Il est absolument faux et contraire à toute la Tradition de prétendre que « le Magistère suprême de l’Église est l’interprète authentique des textes précédents du Magistère». Il y a là une erreur extrêmement grave, et c’est justement l’erreur radicale du néomodernisme, erreur dont nous périssons depuis le dernier Concile. Le Magistère est l’organe et l’interprète de la Révélation, et il l’est à toutes les époques de l’histoire et dans tous les textes qu’il produit. Le Magistère présent doit continuer à interpréter non le Magistère passé mais la Révélation contenue dans ses sources (Écriture et Tradition : Pères et théologiens) ; et pour cela, il doit se soumettre aux enseignements du Magistère antérieur qui ont une autorité définitive [Mais c’est justement cela qu’ils contestent Benoit XVI en particulier] et qui ont déjà clarifié certaines données de la Révélation. Le Magistère présent n’interprète pas le Magistère passé, il interprète les points de la Révélation non-encore interprétés par le Magistère antérieur. Et il ne fait éventuellement que reprendre les enseignements de ce Magistère antérieur qui n’ont pas besoin d’être interprétés, mais qui sont, comme dit Pie XII dans Humani generis, « la règle prochaine et universelle de vérité en matière de foi et de mœurs » (DS 3 884). Cette erreur est extrêmement grave, car c’est l’erreur persistante du Saint-Siège [Non, de ceux qui l’occupent] depuis cinquante ans et qui se trouve à la racine de tout le discours du 22 décembre 2005. Si c’est la parole d’aujourd’hui qui fait la vérité par elle-même, parce qu’elle réinterprète sans cesse la parole d’hier, c’est le Pape d’aujourd’hui qui fait la vérité à sa guise et la notion même de Tradition catholique n’existe plus. On pourra bien parler, comme le fit Benoît XVI, d’un « renouveau dans la continuité » mais si ce genre d’expression facile rassure peut-être les inconditionnels du Concile, cela n’explique pas grand-chose et cela ne réussit pas à convaincre ceux qui demeurent perplexes devant les innovations évidentes du Concile. Car personne n’a réussi à démontrer jusqu’ici que le renouveau de Vatican II n’a pas brisé la continuité objective de la Tradition de l’Église [Ce qui faisait dire à Mgr Lefebvre : ce concile est hérétique et schismatique et les clercs le sont dans la mesure exacte de leur adhésion]
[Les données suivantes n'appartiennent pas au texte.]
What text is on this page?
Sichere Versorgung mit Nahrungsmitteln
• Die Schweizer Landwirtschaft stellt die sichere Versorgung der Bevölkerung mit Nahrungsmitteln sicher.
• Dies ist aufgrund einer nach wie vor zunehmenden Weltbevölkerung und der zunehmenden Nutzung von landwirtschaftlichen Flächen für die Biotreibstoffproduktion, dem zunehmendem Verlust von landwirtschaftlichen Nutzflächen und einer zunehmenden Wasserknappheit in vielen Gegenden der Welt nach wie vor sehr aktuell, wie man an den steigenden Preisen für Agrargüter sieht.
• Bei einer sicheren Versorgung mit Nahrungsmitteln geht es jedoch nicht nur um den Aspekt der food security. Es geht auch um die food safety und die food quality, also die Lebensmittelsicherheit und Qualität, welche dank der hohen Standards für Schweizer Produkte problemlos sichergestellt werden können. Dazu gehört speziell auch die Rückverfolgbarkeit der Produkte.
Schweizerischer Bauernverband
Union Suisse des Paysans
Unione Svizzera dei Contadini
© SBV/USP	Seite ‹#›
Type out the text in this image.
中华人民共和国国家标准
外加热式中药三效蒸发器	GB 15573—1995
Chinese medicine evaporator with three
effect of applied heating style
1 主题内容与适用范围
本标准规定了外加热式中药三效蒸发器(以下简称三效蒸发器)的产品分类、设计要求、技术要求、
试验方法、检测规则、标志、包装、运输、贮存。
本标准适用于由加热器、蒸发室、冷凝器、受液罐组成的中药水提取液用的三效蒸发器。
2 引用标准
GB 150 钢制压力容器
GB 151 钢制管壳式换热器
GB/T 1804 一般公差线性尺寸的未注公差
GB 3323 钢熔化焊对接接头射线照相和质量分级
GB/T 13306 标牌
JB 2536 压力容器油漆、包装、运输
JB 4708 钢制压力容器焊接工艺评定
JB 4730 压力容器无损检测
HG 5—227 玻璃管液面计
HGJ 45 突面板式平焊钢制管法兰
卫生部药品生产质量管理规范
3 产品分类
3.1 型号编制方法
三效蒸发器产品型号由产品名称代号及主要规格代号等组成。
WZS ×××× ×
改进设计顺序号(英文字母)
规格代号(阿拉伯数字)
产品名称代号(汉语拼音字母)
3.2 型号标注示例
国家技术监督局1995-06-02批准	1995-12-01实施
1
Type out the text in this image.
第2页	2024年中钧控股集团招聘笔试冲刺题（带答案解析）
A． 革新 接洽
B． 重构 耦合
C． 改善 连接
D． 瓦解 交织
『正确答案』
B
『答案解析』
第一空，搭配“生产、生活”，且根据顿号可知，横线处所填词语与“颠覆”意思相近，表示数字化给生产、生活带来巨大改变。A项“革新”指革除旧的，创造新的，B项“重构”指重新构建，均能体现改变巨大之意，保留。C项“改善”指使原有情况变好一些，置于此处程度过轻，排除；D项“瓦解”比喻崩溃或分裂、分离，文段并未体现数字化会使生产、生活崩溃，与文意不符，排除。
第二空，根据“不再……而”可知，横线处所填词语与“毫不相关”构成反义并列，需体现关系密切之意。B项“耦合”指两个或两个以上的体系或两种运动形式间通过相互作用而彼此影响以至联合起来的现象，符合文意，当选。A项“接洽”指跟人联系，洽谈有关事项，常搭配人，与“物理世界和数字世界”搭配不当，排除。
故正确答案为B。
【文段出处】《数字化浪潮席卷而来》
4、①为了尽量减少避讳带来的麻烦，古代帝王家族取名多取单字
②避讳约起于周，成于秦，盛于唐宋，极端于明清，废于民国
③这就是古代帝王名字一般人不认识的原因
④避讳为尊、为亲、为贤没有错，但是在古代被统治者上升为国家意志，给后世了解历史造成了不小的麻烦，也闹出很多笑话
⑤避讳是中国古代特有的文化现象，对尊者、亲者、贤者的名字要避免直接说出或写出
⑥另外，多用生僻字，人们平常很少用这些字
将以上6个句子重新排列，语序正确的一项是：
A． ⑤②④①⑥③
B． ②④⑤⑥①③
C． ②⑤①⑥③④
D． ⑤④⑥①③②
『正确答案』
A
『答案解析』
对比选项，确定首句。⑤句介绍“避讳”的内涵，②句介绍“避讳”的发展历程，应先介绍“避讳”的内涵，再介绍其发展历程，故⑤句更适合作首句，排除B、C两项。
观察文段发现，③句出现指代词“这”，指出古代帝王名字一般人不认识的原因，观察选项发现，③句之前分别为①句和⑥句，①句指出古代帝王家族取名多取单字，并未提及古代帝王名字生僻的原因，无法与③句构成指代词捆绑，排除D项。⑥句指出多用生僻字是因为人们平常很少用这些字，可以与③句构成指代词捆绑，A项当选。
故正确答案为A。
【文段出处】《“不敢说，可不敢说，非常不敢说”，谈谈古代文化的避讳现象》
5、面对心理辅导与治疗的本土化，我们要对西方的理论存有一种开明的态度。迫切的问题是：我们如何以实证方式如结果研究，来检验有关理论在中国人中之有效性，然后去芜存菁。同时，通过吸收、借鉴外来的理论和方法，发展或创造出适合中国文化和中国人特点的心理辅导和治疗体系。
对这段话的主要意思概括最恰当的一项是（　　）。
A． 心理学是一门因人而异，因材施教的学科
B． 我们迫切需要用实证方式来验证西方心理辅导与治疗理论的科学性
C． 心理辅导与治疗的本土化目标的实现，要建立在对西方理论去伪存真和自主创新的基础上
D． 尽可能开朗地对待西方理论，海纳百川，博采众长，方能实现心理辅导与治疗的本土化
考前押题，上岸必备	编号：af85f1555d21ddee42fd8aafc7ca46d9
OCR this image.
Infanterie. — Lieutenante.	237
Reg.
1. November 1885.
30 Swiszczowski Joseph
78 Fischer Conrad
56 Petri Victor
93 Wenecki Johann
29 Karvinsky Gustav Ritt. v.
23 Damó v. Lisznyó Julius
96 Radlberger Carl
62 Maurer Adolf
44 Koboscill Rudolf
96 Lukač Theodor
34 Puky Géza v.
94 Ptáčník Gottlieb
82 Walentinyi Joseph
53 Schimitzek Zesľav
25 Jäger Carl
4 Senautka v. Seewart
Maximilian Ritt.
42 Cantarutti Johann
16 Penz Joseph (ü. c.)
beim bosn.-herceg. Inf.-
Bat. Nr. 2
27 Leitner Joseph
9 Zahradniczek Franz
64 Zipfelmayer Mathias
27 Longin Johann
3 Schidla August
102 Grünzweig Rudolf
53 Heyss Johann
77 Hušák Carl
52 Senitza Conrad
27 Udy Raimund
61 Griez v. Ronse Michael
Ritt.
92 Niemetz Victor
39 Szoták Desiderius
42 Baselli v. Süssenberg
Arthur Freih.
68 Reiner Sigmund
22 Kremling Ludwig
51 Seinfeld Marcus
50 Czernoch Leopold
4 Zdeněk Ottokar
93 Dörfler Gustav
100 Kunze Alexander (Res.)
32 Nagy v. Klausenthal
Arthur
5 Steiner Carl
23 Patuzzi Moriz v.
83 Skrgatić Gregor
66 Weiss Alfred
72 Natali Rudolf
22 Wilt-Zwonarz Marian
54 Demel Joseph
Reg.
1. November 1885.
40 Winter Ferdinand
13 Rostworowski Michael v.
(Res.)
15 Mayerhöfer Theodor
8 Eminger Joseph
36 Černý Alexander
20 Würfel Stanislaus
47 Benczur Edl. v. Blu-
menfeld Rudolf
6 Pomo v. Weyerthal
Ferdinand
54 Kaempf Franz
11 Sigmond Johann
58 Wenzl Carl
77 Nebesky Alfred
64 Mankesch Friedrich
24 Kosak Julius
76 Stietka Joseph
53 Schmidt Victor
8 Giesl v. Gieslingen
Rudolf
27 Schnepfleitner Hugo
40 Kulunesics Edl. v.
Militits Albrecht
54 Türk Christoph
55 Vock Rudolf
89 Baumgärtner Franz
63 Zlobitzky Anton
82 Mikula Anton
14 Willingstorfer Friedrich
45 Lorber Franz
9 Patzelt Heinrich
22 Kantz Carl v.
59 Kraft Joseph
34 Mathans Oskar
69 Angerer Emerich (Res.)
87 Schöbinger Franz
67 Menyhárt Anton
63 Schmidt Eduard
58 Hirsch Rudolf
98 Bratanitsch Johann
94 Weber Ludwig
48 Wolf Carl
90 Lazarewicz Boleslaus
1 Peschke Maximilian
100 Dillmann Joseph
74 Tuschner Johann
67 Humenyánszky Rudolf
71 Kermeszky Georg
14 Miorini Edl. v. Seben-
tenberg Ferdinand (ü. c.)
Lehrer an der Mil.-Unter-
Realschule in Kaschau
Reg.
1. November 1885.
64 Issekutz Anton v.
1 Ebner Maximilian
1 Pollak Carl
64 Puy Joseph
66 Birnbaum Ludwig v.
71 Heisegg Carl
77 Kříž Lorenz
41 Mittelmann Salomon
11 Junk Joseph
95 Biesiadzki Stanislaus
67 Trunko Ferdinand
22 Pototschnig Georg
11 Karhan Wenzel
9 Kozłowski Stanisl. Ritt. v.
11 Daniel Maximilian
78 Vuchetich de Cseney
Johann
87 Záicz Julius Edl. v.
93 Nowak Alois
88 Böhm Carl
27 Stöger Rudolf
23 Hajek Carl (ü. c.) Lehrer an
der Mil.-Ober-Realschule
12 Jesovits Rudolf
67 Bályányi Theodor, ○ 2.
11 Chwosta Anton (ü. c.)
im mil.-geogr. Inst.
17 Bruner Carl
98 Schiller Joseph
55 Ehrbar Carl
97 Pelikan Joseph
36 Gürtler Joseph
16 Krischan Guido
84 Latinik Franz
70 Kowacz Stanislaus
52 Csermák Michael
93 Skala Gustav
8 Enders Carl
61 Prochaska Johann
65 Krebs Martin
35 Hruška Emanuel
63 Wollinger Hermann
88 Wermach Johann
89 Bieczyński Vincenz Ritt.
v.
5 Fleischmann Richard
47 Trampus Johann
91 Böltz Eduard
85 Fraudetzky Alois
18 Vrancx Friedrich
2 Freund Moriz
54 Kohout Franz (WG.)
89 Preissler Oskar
C’est pourquoi, même si on nous dit que l’interprétation se fait « à la lumière de la Tradition », ce présupposé est faux. Car l’interprétation qui a lieu à la lumière de la Tradition est celle qui interprète non le Magistère mais la Révélation. Quand on voit comment dans le n° 119 de Evangelii gaudium François « interprète » le n° 12 de Lumen gentium (qui est déjà une « interprétation » de Vatican I), on peut bien se demander ce que signifie pour le Saint-Siège [Toujours exempt d’erreur] une meilleure compréhension du depositum fidei, « in eodem dogmate, eodem sensu eademque sententia ».

6) La Nouvelle Messe

Dans l’interrogatoire des 11-12 janvier 1979, à la question posée par la CDF : « Soutenez-vous qu’un fidèle catholique peut penser et affirmer qu’un rite sacramentel en particulier celui de la messe approuvé et promulgué par le Souverain Pontife puisse être non conforme à la foi catholique ou favens hæresim ? », Mgr Lefebvre a répondu : « Ce rite en lui-même ne professe pas la foi catholique d’une manière aussi claire que l’ancien Ordo missæ et par suite il peut favoriser l’hérésie. Mais je ne sais pas à qui l’attribuer ni si le pape en est responsable. Ce qui est stupéfiant c’est qu’un Ordo missæ de saveur protestante et donc favens hæresim ait pu être diffusé par la curie romaine (2). » La nouvelle liturgie n’est donc pas légitime, car elle favorise l’hérésie. [Et donc ce ne peut être un Souverain Pontife qu’il l’a approuvée et promulguée]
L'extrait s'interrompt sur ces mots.